Integrate a function with each element of numpy arrays as limit of integration

Question

I have a function in python (using scipy and numpy also) defined as

import numpy as np
from scipy import integrate
LCDMf = lambda x: 1.0/np.sqrt(0.3*(1+x)**3+0.7)

I would like to integrate it from 0 to each element in a numpy array say z = np.arange(0,100)

I know I can write a loop for each element iterating through like

an=integrate.quad(LCDMf,0,z[i])

But, I was wondering if there is a faster, efficient (and simpler) way to do this with each numpy element.

Answer 1

After tinkering with np.vectorize I found the following solution. Simple - elegant and it works!

import numpy as np
from scipy import integrate
LCDMf = lambda x: 1.0/math.sqrt(0.3*(1+x)**3+0.7)
np.vectorize(LCDMf)

def LCDMfint(z):
    return integrate.quad(LCDMf, 0, z)

LCDMfint=np.vectorize(LCDMfint)
z=np.arange(0,100)

an=LCDMfint(z)
print an[0]

This method works with unsorted float arrays or anything we throw at it and doesn't any initial conditions as in the odeint method.

I hope this helps someone somewhere too... Thanks all for your inputs.

Answer 2

You could rephrase the problem as an ODE.

The odeint function can then be used to compute F(z) for a series of z.

>>> scipy.integrate.odeint(lambda y, t: LCDMf(t), 0, [0, 1, 2, 5, 8])
array([[ 0.        ],    # integrate until z = 0 (must exist, to provide initial value)
       [ 0.77142712],    # integrate until z = 1
       [ 1.20947123],    # integrate until z = 2
       [ 1.81550912],    # integrate until z = 5
       [ 2.0881925 ]])   # integrate until z = 8

Answer 3

It can definitely be done more efficiently.
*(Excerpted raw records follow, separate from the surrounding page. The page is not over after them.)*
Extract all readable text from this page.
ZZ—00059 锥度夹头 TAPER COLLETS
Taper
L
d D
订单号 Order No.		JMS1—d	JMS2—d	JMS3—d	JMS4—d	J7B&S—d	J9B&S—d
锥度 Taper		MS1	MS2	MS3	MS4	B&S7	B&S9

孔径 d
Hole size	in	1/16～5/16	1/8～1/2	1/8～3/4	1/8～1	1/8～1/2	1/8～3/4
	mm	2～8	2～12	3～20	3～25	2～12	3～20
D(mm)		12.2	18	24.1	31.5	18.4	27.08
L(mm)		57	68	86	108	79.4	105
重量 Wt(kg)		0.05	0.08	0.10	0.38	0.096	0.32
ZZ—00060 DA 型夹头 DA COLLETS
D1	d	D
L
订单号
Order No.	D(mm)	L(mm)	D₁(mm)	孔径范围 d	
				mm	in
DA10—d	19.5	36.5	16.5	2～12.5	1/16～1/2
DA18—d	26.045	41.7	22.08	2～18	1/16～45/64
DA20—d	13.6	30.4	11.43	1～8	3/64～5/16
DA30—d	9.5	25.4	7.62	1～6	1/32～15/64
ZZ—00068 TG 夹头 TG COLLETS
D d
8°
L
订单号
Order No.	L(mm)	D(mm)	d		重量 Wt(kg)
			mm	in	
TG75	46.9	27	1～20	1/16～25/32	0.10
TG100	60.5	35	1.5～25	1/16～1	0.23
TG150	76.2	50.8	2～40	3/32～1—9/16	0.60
In the end what you've got is a series of calculations:

1. Integrate LCDMf from 0 to 1.
2. Integrate LCDMf from 0 to 2.
3. Integrate LCDMf from 0 to 3.

So the very first thing you can do is change it to integrate distinct subintervals and then sum them (after all, what else is integration!):

1. Integrate LCDMf from 0 to 1.
2. Integrate LCDMf from 1 to 2, add result from step 1.
3. Integrate LCDMf from 2 to 3, add result from step 2.

Next you can dive into LCDMf, which is defined this way:

1.0/np.sqrt(0.3*(1+x)**3+0.7)

You can use NumPy broadcasting to evaluate this function at many points instantly:

dx = 0.0001
x = np.arange(0, 100, dx)
y = LCDMf(x)

That should be quite fast, and gives you one million points on the curve. Now you can integrate it using scipy.integrate.trapz() or one of the related functions. Call this with the y and dx already computed, using the workflow above where you integrate each interval and then use cumsum() to get your final result. The only function you need to call in a loop then is the integrator itself.